In a recent Virtu-Mindshare interview, DoubleLine CEO Jeffrey Gundlach offered straight talk on the state of the financial markets and the deficit.
Here is a summary of Gundlach’s comments:
The risk inherent in the U.S. Treasury’s current level of debt issuance and purchasing, he said, is in “how you extricate yourself.”
Gundlach described the current debt levels as “getting hilarious compared to what we used to call a troubling deficit,” adding that the level has surged to over 16% of GDP. Even so, he noted, the figure is conservative as it doesn’t include items such as defense spending and disaster relief. “Over the past twelve months,” he said, “the deficit has grown by a staggering 23% of GDP.”

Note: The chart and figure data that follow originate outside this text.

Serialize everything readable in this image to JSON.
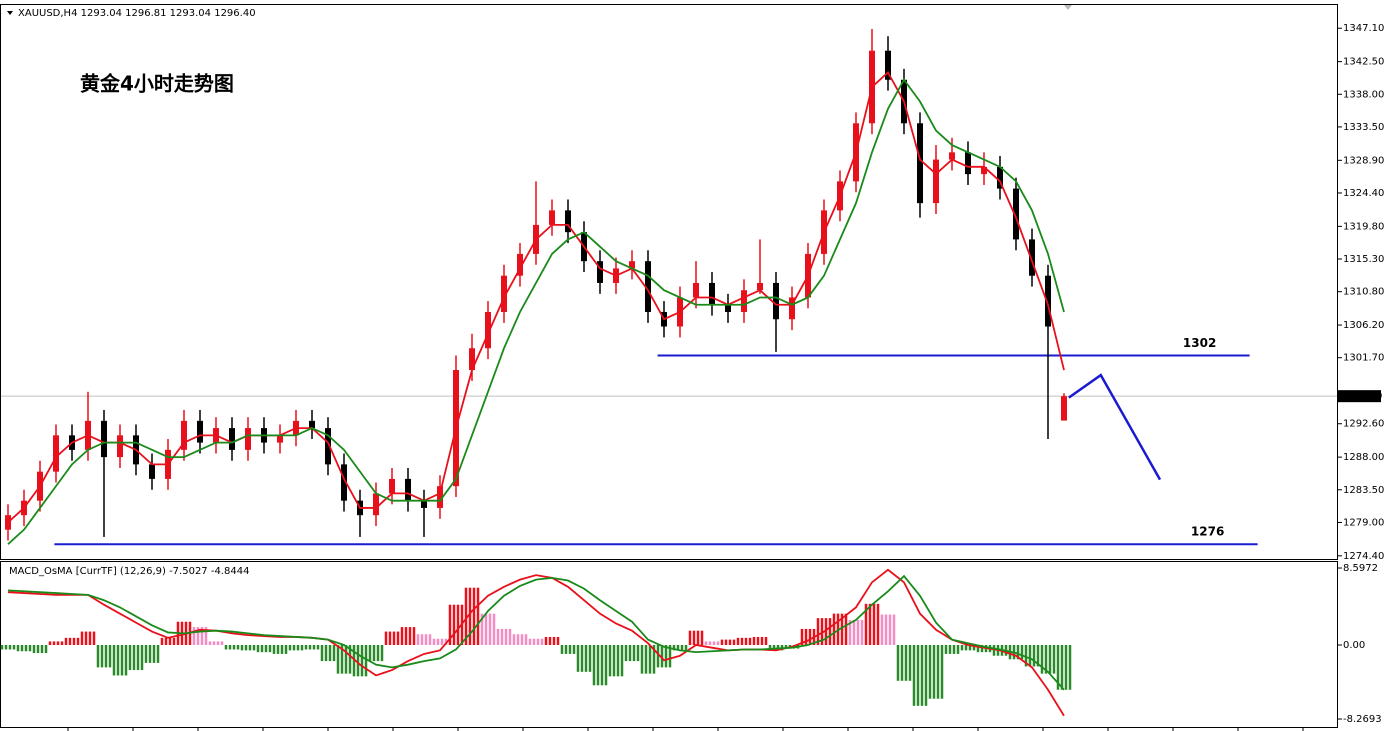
{
  "chart_data": [
    {
      "type": "candlestick",
      "header": "XAUUSD,H4  1293.04 1296.81 1293.04 1296.40",
      "title": "黄金4小时走势图",
      "title_color": "#1a1ac8",
      "up_color": "#e8101a",
      "down_color": "#000000",
      "open": [
        1278,
        1280,
        1282,
        1286,
        1291,
        1289,
        1293,
        1288,
        1291,
        1287,
        1285,
        1289,
        1293,
        1290,
        1292,
        1289,
        1292,
        1290,
        1291,
        1293,
        1292,
        1287,
        1282,
        1280,
        1283,
        1285,
        1282,
        1281,
        1284,
        1300,
        1303,
        1308,
        1313,
        1316,
        1320,
        1322,
        1319,
        1315,
        1312,
        1314,
        1315,
        1308,
        1306,
        1310,
        1312,
        1309,
        1308,
        1311,
        1312,
        1307,
        1310,
        1316,
        1322,
        1326,
        1334,
        1344,
        1340,
        1334,
        1323,
        1329,
        1330,
        1327,
        1328,
        1325,
        1318,
        1313,
        1293.04
      ],
      "high": [
        1281.5,
        1283.5,
        1287.5,
        1292.5,
        1292.5,
        1297,
        1294.5,
        1292.5,
        1292.5,
        1288.5,
        1290.5,
        1294.5,
        1294.5,
        1293.5,
        1293.5,
        1293.5,
        1293.5,
        1292.5,
        1294.5,
        1294.5,
        1293.5,
        1288.5,
        1283.5,
        1284.5,
        1286.5,
        1286.5,
        1283.5,
        1285.5,
        1302,
        1305,
        1309.5,
        1314.5,
        1317.5,
        1326,
        1323.5,
        1323.5,
        1320.5,
        1316.5,
        1315.5,
        1316.5,
        1316.5,
        1309.5,
        1311.5,
        1315,
        1313.5,
        1310.5,
        1312.5,
        1318,
        1313.5,
        1311.5,
        1317.5,
        1323.5,
        1327.5,
        1335.5,
        1347,
        1346,
        1341.5,
        1335.5,
        1331,
        1332,
        1331.5,
        1330,
        1329.5,
        1326.5,
        1319.5,
        1314.5,
        1296.81
      ],
      "low": [
        1276.5,
        1278.5,
        1280.5,
        1284.5,
        1287.5,
        1287.5,
        1277,
        1286.5,
        1285.5,
        1283.5,
        1283.5,
        1287.5,
        1288.5,
        1288.5,
        1287.5,
        1287.5,
        1288.5,
        1288.5,
        1289.5,
        1290.5,
        1285.5,
        1280.5,
        1277,
        1278.5,
        1281.5,
        1280.5,
        1277,
        1279.5,
        1282.5,
        1298.5,
        1301.5,
        1306.5,
        1311.5,
        1314.5,
        1318.5,
        1317.5,
        1313.5,
        1310.5,
        1310.5,
        1312.5,
        1306.5,
        1304.5,
        1304.5,
        1308.5,
        1307.5,
        1306.5,
        1306.5,
        1310.5,
        1302.5,
        1305.5,
        1308.5,
        1314.5,
        1320.5,
        1324.5,
        1332.5,
        1338.5,
        1332.5,
        1321,
        1321.5,
        1327.5,
        1325.5,
        1325.5,
        1323.5,
        1316.5,
        1311.5,
        1290.5,
        1293.04
      ],
      "close": [
        1280,
        1282,
        1286,
        1291,
        1289,
        1293,
        1288,
        1291,
        1287,
        1285,
        1289,
        1293,
        1290,
        1292,
        1289,
        1292,
        1290,
        1291,
        1293,
        1292,
        1287,
        1282,
        1280,
        1283,
        1285,
        1282,
        1281,
        1284,
        1300,
        1303,
        1308,
        1313,
        1316,
        1320,
        1322,
        1319,
        1315,
        1312,
        1314,
        1315,
        1308,
        1306,
        1310,
        1312,
        1309,
        1308,
        1311,
        1312,
        1307,
        1310,
        1316,
        1322,
        1326,
        1334,
        1344,
        1340,
        1334,
        1323,
        1329,
        1330,
        1327,
        1328,
        1325,
        1318,
        1313,
        1306,
        1296.4
      ],
      "overlays": [
        {
          "color": "#e8101a",
          "values": [
            1279,
            1281,
            1284,
            1288,
            1290,
            1291,
            1290,
            1290,
            1289,
            1287,
            1287,
            1290,
            1291,
            1291,
            1290,
            1291,
            1291,
            1291,
            1292,
            1292,
            1290,
            1285,
            1281,
            1281,
            1283,
            1283,
            1282,
            1283,
            1292,
            1300,
            1305,
            1310,
            1314,
            1318,
            1320,
            1320,
            1317,
            1314,
            1313,
            1314,
            1311,
            1307,
            1308,
            1310,
            1310,
            1309,
            1310,
            1311,
            1309,
            1309,
            1313,
            1319,
            1324,
            1330,
            1339,
            1341,
            1337,
            1329,
            1327,
            1329,
            1328,
            1328,
            1326,
            1321,
            1315,
            1309,
            1300
          ]
        },
        {
          "color": "#1a8a1a",
          "values": [
            1276,
            1278,
            1281,
            1284,
            1287,
            1289,
            1290,
            1290,
            1290,
            1289,
            1288,
            1288,
            1289,
            1290,
            1290,
            1291,
            1291,
            1291,
            1291,
            1292,
            1291,
            1289,
            1286,
            1283,
            1282,
            1282,
            1282,
            1282,
            1285,
            1291,
            1297,
            1303,
            1308,
            1312,
            1316,
            1318,
            1319,
            1317,
            1315,
            1314,
            1313,
            1311,
            1310,
            1309,
            1309,
            1309,
            1309,
            1310,
            1310,
            1309,
            1310,
            1313,
            1318,
            1323,
            1330,
            1336,
            1340,
            1337,
            1333,
            1331,
            1330,
            1329,
            1328,
            1326,
            1322,
            1316,
            1308
          ]
        }
      ],
      "levels": [
        {
          "value": 1302,
          "from": 40.6,
          "to": 77.6
        },
        {
          "value": 1276,
          "from": 2.9,
          "to": 78.1
        }
      ],
      "level_color": "#1a1ad0",
      "forecast": {
        "x": [
          66.3,
          68.3,
          72
        ],
        "y": [
          1296.2,
          1299.3,
          1284.9
        ],
        "color": "#1a1ad0"
      },
      "current_price": {
        "value": 1296.4,
        "label": "1296.40"
      },
      "ylim": [
        1274.1,
        1350.3
      ],
      "yticks": [
        {
          "value": 1347.1,
          "label": "1347.10"
        },
        {
          "value": 1342.5,
          "label": "1342.50"
        },
        {
          "value": 1338,
          "label": "1338.00"
        },
        {
          "value": 1333.5,
          "label": "1333.50"
        },
        {
          "value": 1328.9,
          "label": "1328.90"
        },
        {
          "value": 1324.4,
          "label": "1324.40"
        },
        {
          "value": 1319.8,
          "label": "1319.80"
        },
        {
          "value": 1315.3,
          "label": "1315.30"
        },
        {
          "value": 1310.8,
          "label": "1310.80"
        },
        {
          "value": 1306.2,
          "label": "1306.20"
        },
        {
          "value": 1301.7,
          "label": "1301.70"
        },
        {
          "value": 1292.6,
          "label": "1292.60"
        },
        {
          "value": 1288,
          "label": "1288.00"
        },
        {
          "value": 1283.5,
          "label": "1283.50"
        },
        {
          "value": 1279,
          "label": "1279.00"
        },
        {
          "value": 1274.4,
          "label": "1274.40"
        }
      ]
    },
    {
      "type": "macd",
      "title": "MACD_OsMA [CurrTF] (12,26,9) -7.5027 -4.8444",
      "histogram": {
        "values": [
          -0.5,
          -0.7,
          -0.9,
          0.4,
          0.8,
          1.5,
          -2.5,
          -3.4,
          -2.8,
          -2.0,
          0.8,
          2.6,
          2.0,
          0.4,
          -0.5,
          -0.6,
          -0.8,
          -1.0,
          -0.6,
          -0.5,
          -1.8,
          -3.2,
          -3.5,
          -1.8,
          1.5,
          2.0,
          1.2,
          0.7,
          4.5,
          6.4,
          3.5,
          1.8,
          1.2,
          0.7,
          0.9,
          -1.0,
          -3.0,
          -4.5,
          -3.5,
          -1.8,
          -3.2,
          -2.5,
          -0.6,
          1.6,
          0.4,
          0.6,
          0.8,
          0.9,
          -0.6,
          -0.4,
          1.8,
          3.0,
          3.5,
          2.8,
          4.6,
          3.4,
          -4.0,
          -6.8,
          -6.0,
          -1.0,
          -0.6,
          -0.8,
          -1.2,
          -1.6,
          -2.4,
          -3.2,
          -5.0
        ],
        "rising_color": "#e8101a",
        "falling_color": "#f48cc4",
        "negative_color": "#2a8a2a"
      },
      "lines": [
        {
          "color": "#e8101a",
          "values": [
            5.9,
            5.8,
            5.7,
            5.6,
            5.6,
            5.6,
            4.5,
            3.5,
            2.5,
            1.5,
            0.8,
            1.2,
            1.7,
            1.6,
            1.3,
            1.1,
            1.0,
            0.9,
            0.9,
            0.8,
            0.6,
            -0.6,
            -2.2,
            -3.4,
            -2.8,
            -1.8,
            -1.0,
            -0.6,
            1.5,
            3.8,
            5.5,
            6.5,
            7.3,
            7.8,
            7.5,
            6.5,
            5.0,
            3.5,
            2.4,
            1.6,
            0.2,
            -1.7,
            -1.2,
            0.0,
            -0.3,
            -0.6,
            -0.5,
            -0.5,
            -0.6,
            -0.2,
            0.5,
            1.5,
            2.8,
            4.2,
            7.0,
            8.4,
            7.0,
            3.5,
            1.7,
            0.6,
            0.0,
            -0.3,
            -0.6,
            -1.2,
            -2.5,
            -5.0,
            -7.9
          ]
        },
        {
          "color": "#1a8a1a",
          "values": [
            6.1,
            6.0,
            5.9,
            5.8,
            5.7,
            5.6,
            5.0,
            4.2,
            3.2,
            2.2,
            1.4,
            1.3,
            1.5,
            1.6,
            1.5,
            1.3,
            1.1,
            1.0,
            0.9,
            0.8,
            0.6,
            0.0,
            -1.2,
            -2.2,
            -2.5,
            -2.2,
            -1.8,
            -1.5,
            -0.5,
            1.5,
            3.8,
            5.5,
            6.6,
            7.3,
            7.5,
            7.2,
            6.3,
            5.0,
            3.8,
            2.6,
            0.6,
            -0.2,
            -0.6,
            -0.8,
            -0.7,
            -0.6,
            -0.5,
            -0.5,
            -0.4,
            -0.3,
            0.0,
            0.6,
            1.8,
            2.8,
            4.5,
            6.0,
            7.7,
            5.5,
            2.5,
            0.6,
            0.2,
            -0.2,
            -0.5,
            -0.9,
            -1.6,
            -3.0,
            -5.0
          ]
        }
      ],
      "ylim": [
        -9.16,
        9.27
      ],
      "yticks": [
        8.5972,
        {
          "value": 0,
          "label": "0.00"
        },
        -8.2693
      ]
    }
  ]
}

Given levels of government spending–which has reached nearly $8 trillion per year (of which 57% is borrowed)—Gundlach argues that we are “almost willingly turning ourselves into a third-world country.” He notes that other factors include “crumbling infrastructure, massive wealth inequality and something very close to money printing,” but points out that we have something “no third world country has ever had; massive amounts of people that want to immigrate.”
Regarding how we will unwind the large amount of debt, Gundlach says we either have to restructure it, which he adds is a “gentle word for default” or create a new and different economic system to correct our current “level of brokenness.”
Gundlach predicts market volatility to pick up in “unprecedented proportions.” He noted the examples of oil prices dropping in the negative realm and the surge in retail investors as contributing factors.
“If you think what’s happening now is weird,” Gundlach concludes, “you ain’t seen nothin’ yet. This train of the insane is picking up steam on a daily basis and we are going to end up reorganizing which is painful when you’re doing it but leads to a framework through which the society can actually prosper and go into a phase of great opportunity and optimism.”